Em um bom dia, eu adoraria nada mais do que jogar a comida na cara dela, debochar da bondade torcida que ela achava que estava mostrando para nós. Mas as crianças precisavam comer—todos nós precisávamos. Eu olhei para o pão e para a sopa rala, as únicas coisas que nos separavam de mais um dia de inanição. Não era muito, mas até migalhas eram uma salvação quando estávamos tão desesperados. Eu podia ver os olhos das crianças fixos nisso, seus rostos magros, ocos. Eles tentavam tão duro mostrar coragem, fingir que não estavam morrendo de fome, mas eu via a verdade.
Decidi então que eu seria o primeiro a comer. Se houvesse algum risco, eu o assumiria antes de qualquer um deles. Eu não estava disposto a arriscar suas vidas. Estendi a mão para o pão, meus dedos tremendo, não de medo, mas de fome e exaustão.
“Não faça isso, Ivan!” a voz de Kiran ecoou pela cela úmida, afiada e feroz, impregnada com o mesmo desespero que eu sentia. Eu não olhei para trás, para ele. Eu não podia.
“É uma armadilha do caralho, eles estão tentando nos matar!” a voz de Harald entrou, áspera e gutural. Ele sempre foi o desconfiado, aquele que assumia o pior—e aqui, eu não podia culpá-lo. Ele provavelmente estava certo. Mas que escolha tínhamos?
Eu sabia que provavelmente era veneno.
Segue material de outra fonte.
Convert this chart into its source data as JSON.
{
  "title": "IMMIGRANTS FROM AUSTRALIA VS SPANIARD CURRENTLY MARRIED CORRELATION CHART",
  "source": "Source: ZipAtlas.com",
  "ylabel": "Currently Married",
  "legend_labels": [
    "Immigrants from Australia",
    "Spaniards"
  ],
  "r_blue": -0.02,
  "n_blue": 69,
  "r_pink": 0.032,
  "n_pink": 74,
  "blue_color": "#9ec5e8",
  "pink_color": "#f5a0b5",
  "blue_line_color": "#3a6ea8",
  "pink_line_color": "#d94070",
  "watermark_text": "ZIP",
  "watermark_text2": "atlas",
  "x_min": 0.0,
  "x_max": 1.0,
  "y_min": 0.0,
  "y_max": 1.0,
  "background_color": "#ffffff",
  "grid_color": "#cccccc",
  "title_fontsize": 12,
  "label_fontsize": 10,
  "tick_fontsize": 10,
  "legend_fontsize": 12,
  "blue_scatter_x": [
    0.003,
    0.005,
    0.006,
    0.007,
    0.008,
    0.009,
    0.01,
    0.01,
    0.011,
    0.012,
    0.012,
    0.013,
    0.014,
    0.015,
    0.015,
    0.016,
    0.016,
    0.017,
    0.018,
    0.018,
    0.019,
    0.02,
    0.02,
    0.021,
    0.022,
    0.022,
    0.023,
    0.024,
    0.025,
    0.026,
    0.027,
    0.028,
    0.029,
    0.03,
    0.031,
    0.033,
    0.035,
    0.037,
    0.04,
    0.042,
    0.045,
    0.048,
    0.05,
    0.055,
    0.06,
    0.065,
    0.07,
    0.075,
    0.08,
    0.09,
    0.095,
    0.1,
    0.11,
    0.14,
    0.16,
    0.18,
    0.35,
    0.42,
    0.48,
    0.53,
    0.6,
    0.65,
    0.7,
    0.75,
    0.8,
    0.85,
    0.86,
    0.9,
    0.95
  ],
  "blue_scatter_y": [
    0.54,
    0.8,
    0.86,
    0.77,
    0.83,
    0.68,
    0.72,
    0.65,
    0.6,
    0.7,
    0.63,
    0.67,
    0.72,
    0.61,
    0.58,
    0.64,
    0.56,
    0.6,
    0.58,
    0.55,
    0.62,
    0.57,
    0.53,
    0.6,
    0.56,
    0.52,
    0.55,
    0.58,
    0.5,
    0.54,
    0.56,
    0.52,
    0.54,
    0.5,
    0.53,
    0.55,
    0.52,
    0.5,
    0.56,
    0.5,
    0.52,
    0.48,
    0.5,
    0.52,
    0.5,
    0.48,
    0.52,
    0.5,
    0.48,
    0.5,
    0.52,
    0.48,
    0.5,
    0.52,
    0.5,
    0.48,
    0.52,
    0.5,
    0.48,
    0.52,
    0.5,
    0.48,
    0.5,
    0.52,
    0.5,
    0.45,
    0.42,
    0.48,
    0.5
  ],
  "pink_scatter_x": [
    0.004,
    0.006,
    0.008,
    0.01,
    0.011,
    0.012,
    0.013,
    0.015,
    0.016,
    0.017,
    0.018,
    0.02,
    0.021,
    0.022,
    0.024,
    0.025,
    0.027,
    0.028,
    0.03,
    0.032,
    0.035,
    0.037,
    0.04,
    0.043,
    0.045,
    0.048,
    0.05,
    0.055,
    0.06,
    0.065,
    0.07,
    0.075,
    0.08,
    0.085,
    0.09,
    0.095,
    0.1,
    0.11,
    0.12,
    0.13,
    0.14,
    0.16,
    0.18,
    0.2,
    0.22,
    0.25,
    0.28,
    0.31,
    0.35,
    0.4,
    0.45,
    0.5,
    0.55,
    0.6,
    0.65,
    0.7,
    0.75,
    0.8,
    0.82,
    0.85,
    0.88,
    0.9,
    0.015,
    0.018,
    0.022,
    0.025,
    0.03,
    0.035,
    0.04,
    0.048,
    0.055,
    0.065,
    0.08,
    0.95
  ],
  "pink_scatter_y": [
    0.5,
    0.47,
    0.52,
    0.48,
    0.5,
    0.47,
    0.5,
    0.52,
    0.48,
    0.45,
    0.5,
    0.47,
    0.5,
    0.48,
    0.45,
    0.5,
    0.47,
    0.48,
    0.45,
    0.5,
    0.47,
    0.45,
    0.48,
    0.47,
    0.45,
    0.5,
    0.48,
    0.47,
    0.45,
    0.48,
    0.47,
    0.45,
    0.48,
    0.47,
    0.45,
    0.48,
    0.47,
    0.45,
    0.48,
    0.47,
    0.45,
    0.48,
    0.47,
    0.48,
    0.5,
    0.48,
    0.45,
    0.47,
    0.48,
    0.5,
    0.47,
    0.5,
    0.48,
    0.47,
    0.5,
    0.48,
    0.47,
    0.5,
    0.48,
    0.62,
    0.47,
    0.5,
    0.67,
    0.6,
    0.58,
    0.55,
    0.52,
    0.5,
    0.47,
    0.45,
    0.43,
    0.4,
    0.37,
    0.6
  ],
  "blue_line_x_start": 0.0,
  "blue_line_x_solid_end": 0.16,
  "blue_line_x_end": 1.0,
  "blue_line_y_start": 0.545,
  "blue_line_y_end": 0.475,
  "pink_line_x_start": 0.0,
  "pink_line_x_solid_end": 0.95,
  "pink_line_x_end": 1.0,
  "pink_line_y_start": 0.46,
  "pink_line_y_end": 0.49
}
Eu sabia que isso provavelmente era algum jogo distorcido, uma maneira de nos ver sofrer, de esvaziar a esperança à qual ainda nos agarrávamos. Mas eu também sabia que as crianças não iriam durar muito mais. Elas já estavam desaparecendo, seus pequenos rostos bravos ficando mais opacos a cada dia, e isso era uma tortura pior do que qualquer uma que Nyana pudesse inventar.
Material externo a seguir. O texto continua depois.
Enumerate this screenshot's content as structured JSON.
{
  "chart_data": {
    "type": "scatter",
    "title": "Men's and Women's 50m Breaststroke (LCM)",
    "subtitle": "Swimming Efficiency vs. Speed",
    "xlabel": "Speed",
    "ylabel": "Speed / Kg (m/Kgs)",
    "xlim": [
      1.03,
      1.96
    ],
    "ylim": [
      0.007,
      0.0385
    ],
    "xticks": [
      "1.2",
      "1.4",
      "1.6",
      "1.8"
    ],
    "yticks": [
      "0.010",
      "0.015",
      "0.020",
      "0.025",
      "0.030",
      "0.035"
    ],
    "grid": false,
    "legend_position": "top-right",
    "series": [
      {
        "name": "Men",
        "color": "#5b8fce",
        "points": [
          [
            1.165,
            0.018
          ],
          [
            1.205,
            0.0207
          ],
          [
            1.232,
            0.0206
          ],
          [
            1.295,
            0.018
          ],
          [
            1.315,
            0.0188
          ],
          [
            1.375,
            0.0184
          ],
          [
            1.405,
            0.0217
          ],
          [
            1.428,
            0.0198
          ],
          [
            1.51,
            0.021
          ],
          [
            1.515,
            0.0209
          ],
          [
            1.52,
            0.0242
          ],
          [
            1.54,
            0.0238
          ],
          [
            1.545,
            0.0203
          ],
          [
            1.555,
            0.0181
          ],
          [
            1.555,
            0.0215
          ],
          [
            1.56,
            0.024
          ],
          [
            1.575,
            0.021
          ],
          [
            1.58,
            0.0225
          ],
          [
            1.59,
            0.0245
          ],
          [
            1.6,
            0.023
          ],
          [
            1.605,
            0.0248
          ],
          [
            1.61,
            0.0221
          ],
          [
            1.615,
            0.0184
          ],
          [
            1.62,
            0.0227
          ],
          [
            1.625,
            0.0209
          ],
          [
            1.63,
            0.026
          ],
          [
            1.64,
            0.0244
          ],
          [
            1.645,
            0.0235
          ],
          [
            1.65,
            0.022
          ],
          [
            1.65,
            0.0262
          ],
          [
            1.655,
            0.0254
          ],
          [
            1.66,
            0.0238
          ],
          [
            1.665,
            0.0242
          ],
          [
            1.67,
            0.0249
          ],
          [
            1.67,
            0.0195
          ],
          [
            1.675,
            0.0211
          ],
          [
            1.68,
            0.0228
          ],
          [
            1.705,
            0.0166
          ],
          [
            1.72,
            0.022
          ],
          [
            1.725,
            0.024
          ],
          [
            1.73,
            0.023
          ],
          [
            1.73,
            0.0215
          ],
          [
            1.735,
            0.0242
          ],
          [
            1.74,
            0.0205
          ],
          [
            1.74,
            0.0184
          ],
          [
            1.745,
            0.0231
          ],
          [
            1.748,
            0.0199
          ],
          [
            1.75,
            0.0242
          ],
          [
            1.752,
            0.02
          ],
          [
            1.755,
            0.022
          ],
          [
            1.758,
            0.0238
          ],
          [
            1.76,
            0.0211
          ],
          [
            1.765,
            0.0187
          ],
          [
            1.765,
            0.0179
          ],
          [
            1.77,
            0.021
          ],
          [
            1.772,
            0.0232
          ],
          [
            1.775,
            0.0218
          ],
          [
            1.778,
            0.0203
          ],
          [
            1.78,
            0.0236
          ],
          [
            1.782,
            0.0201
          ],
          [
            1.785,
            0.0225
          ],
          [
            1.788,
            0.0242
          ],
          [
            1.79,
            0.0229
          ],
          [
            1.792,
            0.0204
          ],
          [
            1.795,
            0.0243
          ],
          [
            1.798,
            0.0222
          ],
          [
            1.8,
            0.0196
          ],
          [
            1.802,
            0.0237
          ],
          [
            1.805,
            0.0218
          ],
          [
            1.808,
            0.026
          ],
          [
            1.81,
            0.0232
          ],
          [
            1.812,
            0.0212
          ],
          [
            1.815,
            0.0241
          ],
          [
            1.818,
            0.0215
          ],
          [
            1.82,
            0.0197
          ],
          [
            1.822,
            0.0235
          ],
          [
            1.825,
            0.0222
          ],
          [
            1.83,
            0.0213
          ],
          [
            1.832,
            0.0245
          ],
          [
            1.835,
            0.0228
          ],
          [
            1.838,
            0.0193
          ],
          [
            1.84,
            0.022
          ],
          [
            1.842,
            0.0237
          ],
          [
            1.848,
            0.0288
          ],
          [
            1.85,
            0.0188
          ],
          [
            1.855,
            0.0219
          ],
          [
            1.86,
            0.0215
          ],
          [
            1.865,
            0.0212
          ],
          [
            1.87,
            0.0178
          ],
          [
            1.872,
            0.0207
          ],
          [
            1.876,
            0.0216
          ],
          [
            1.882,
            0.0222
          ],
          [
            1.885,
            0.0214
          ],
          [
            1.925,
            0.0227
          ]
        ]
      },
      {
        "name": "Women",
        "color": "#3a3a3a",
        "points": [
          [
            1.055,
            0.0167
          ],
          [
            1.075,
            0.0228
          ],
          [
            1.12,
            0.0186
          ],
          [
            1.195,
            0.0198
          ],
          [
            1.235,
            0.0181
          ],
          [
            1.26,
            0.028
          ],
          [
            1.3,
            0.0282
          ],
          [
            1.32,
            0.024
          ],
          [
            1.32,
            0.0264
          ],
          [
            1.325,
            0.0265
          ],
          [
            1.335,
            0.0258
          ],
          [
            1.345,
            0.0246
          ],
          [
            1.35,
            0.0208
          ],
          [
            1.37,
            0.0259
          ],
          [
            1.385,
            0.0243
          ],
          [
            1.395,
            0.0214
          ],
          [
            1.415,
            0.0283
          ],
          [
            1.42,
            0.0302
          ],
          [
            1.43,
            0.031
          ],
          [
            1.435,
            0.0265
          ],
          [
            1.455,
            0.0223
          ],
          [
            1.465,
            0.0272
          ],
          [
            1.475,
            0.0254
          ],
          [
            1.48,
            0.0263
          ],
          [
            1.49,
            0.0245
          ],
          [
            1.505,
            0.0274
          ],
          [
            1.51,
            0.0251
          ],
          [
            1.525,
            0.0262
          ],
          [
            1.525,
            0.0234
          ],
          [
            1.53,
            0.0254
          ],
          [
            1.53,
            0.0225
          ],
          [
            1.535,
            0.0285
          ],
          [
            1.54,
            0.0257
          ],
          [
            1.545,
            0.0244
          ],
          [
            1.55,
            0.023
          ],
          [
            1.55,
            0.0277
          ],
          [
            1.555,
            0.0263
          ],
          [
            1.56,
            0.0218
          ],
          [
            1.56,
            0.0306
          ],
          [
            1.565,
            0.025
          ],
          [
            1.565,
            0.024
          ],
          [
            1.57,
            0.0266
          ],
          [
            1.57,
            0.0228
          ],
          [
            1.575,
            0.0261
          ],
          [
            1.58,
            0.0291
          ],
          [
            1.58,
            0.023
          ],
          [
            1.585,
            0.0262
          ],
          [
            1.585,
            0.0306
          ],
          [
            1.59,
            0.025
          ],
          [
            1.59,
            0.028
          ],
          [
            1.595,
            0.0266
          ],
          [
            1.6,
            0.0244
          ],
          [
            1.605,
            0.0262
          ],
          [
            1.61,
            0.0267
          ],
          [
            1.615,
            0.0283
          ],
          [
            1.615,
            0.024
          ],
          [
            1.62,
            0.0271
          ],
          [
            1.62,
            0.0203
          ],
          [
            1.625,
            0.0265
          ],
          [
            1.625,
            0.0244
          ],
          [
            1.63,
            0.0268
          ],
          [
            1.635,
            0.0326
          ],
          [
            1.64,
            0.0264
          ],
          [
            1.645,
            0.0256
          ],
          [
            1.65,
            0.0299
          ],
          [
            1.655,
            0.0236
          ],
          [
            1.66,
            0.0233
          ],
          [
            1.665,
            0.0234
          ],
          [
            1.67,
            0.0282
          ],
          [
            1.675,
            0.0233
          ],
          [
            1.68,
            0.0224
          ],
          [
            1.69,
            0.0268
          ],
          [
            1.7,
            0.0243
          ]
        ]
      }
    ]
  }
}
Ignorando seus protestos, me inclinei, pegando o pão. Era mais duro do que parecia, crocante e velho, mas eu o rasguei, enfiando na minha boca, mordida após mordida. O sabor era insípido, um pouco mofado, mas não havia amargor, nenhum gosto estranho que sinalizasse veneno. Eu engoli, sentindo-o assentar pesadamente no meu estômago, e esperei por algo acontecer.
Nada.
Kiran e Harald estavam em silêncio, observando-me atentamente, como se esperassem que eu caísse. Seus olhares queimavam, mas eu me forcei a permanecer calmo, para lhes dar alguma segurança. Meu coração estava disparado, mas peguei a sopa em seguida, mergulhando meu dedo nela e provando um pouco antes de levar o copo aos lábios.
O calor se espalhou por mim e, para minha surpresa, estava bom—delicioso até, como algo que eu não provava há anos. Tomei outro gole, minha cautela diminuindo aos poucos à medida que cada tragada não trazia dor, nem náusea, apenas um estranho sentido de alívio.
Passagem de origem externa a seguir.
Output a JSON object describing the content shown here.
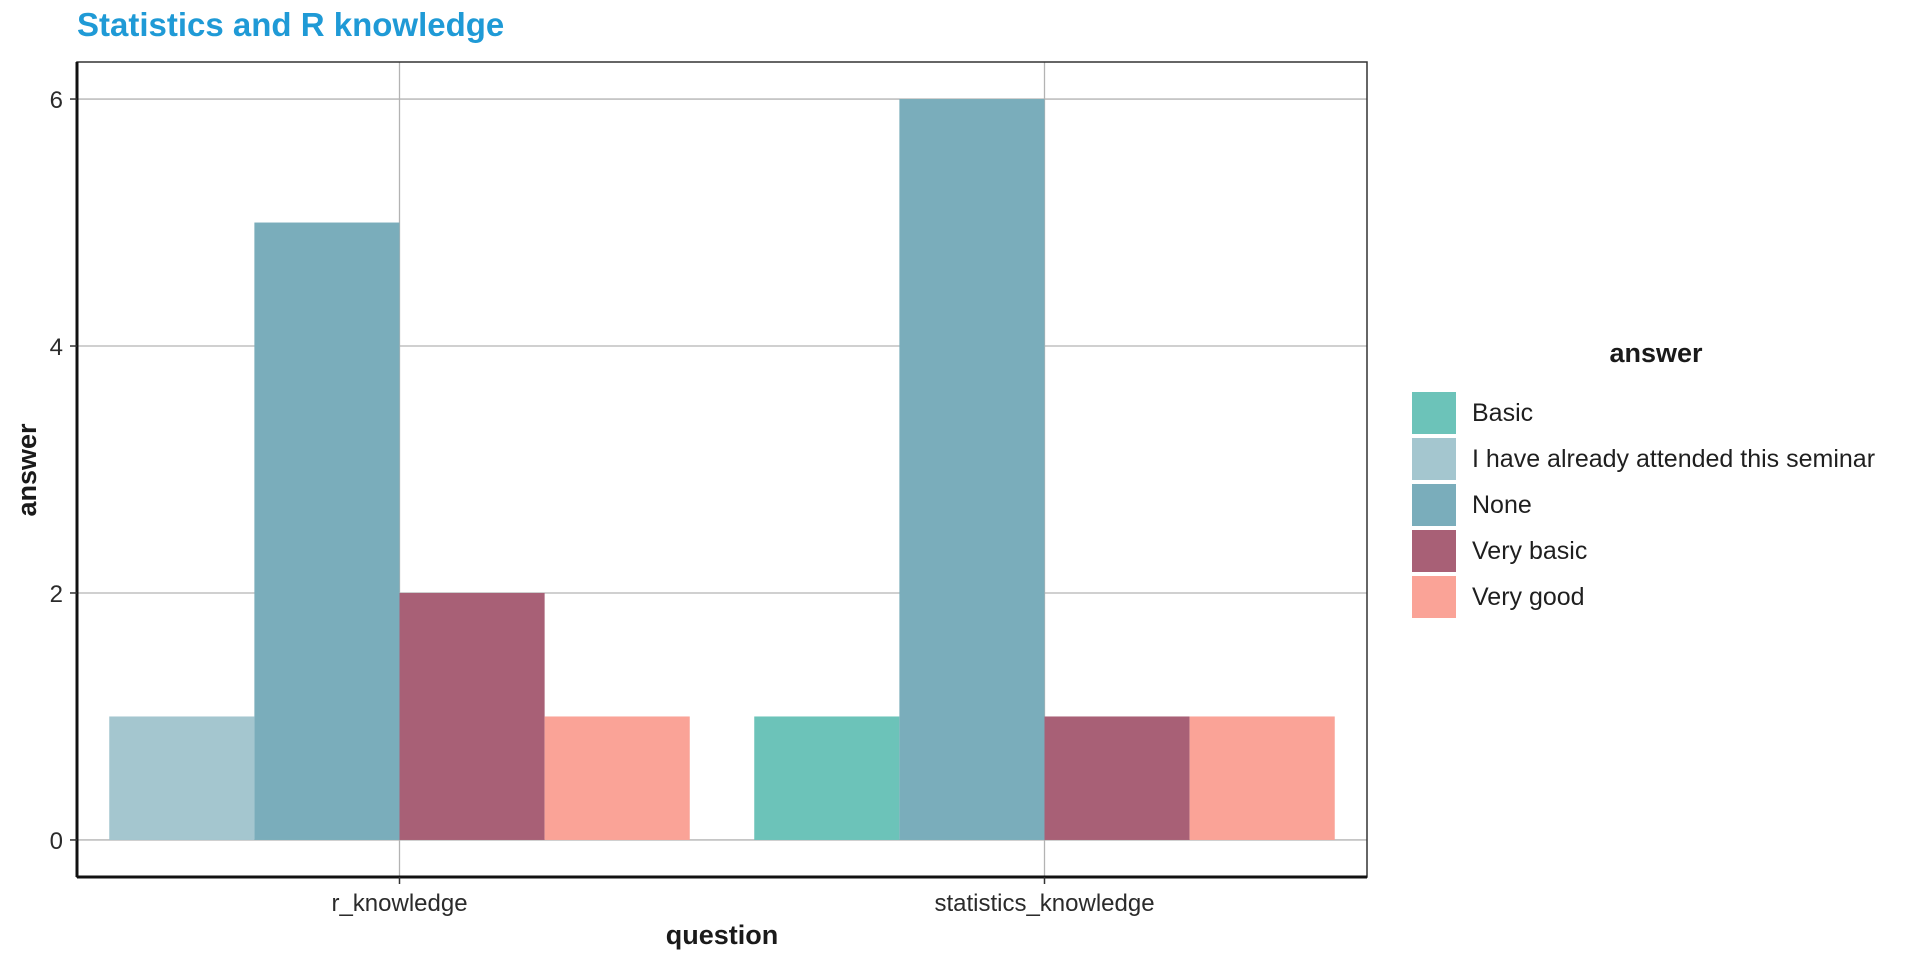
{
  "chart_data": {
    "type": "bar",
    "title": "Statistics and R knowledge",
    "xlabel": "question",
    "ylabel": "answer",
    "categories": [
      "r_knowledge",
      "statistics_knowledge"
    ],
    "series": [
      {
        "name": "Basic",
        "color": "#6cc3b9",
        "values": [
          0,
          1
        ]
      },
      {
        "name": "I have already attended this seminar",
        "color": "#a4c6cf",
        "values": [
          1,
          0
        ]
      },
      {
        "name": "None",
        "color": "#7aadbb",
        "values": [
          5,
          6
        ]
      },
      {
        "name": "Very basic",
        "color": "#a86076",
        "values": [
          2,
          1
        ]
      },
      {
        "name": "Very good",
        "color": "#faa397",
        "values": [
          1,
          1
        ]
      }
    ],
    "yticks": [
      0,
      2,
      4,
      6
    ],
    "ylim": [
      -0.3,
      6.3
    ],
    "legend_title": "answer",
    "legend_position": "right",
    "grid": true
  }
}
Virei-me de volta para eles, para as crianças, cujos olhos haviam se alargado com uma cautelosa esperança. Eles não queriam acreditar que era real. Nenhum de nós queria.
“Está tudo bem,” eu disse, conseguindo um pequeno sorriso, embora meu coração doesse ao ver seus rostos esquálidos. “É seguro.”
A hesitação deles derreteu, substituída pelo alívio desesperado enquanto se apressavam para frente, pegando o que podiam. Até Harald e Kiran, que estavam céticos, se atiraram na comida sem vergonha. Observá-los comer, vendo o retorno do brilho da vida, mesmo que só um pouquinho—parecia uma vitória. Por quanto tempo mais estaríamos aqui embaixo, pelo menos eles teriam essa refeição, esse momento.
“Agora que comeram o suficiente, que tal tratarmos dos assuntos?” Moira respondeu com um sorriso sinistro no rosto e antes que qualquer um de nós pudesse compreender qualquer coisa, um saco foi colocado sobre minha cabeça, cobrindo-me em completa escuridão.